As self-restraining as I am, I deliberately withhold the Niagara Falls of social confrontation as the angular silence intended for atonement, while bleeding alive in human organs and dying! With stubborn impatience and a crooked mood, I am always on the cusp of deciphering my own mood, and obediently waiting for patience to liberate me once more!
"My ribs are crumbling, worn over wormwood, and overwhelmed with worried hearts, and trembling - through my skin as useful, careless knots of thorns - to at least keep my conscience clean, healthy, and undisturbed! - My dazzling happiness is better, fuller, and I have forgotten the greater half of my steaming eyes, and my cherished inwardness, my overly insubstantial secrets I have no way to reveal!
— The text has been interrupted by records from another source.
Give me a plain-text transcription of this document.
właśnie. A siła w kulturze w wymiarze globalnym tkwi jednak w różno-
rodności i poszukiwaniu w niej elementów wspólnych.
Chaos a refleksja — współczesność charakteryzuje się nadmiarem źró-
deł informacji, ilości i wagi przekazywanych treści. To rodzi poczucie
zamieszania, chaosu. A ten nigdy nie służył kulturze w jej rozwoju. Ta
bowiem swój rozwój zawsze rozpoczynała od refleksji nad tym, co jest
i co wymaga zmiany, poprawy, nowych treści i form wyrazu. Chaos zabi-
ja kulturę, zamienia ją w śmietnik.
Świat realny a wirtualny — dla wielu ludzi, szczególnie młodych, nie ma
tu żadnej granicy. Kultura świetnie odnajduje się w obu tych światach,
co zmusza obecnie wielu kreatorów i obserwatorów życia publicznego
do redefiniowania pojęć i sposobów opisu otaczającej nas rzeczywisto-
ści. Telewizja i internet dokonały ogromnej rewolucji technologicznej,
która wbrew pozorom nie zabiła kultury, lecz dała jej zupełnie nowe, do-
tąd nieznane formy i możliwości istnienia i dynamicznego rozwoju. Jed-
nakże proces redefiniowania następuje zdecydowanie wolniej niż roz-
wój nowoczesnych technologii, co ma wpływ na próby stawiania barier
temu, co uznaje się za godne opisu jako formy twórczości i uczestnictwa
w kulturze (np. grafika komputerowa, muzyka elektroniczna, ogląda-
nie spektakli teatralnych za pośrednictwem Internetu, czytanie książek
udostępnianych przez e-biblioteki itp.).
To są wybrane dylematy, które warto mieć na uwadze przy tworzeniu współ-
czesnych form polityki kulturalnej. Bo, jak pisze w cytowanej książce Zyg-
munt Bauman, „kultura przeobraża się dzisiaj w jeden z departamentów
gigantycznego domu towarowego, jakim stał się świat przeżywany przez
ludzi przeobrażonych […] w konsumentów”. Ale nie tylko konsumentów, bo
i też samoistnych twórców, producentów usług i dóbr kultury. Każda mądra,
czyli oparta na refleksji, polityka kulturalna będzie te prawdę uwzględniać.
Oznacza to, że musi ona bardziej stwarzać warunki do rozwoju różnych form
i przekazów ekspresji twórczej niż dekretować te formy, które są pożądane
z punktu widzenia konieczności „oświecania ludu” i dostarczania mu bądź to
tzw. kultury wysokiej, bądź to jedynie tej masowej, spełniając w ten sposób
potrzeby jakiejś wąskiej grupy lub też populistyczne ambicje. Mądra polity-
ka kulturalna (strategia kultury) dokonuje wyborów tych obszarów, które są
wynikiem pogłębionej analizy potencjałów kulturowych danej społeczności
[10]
- I will always be tricky and self-pitying on a self-pitying digestive digger, like a full-bodied barefoot old woman, - hardly any tangible evidence! Like the inexhaustible vulnerability, the breakable vulnerability is creeping in and I am cluttering myself - erroneous, stumbling blocks of my journey - meek-master bricklayer - and if my soul-producing concrete is a gravel-nectar I run out of space. s must be plenty! Little boy hurt, eternally teary-eyed ***
- Tell me when you want to grow up? You have to end your limitless self - you know it - you should realize it!
Because in your own need of completeness you can only go on - if you choose a heart mate who can endure for you.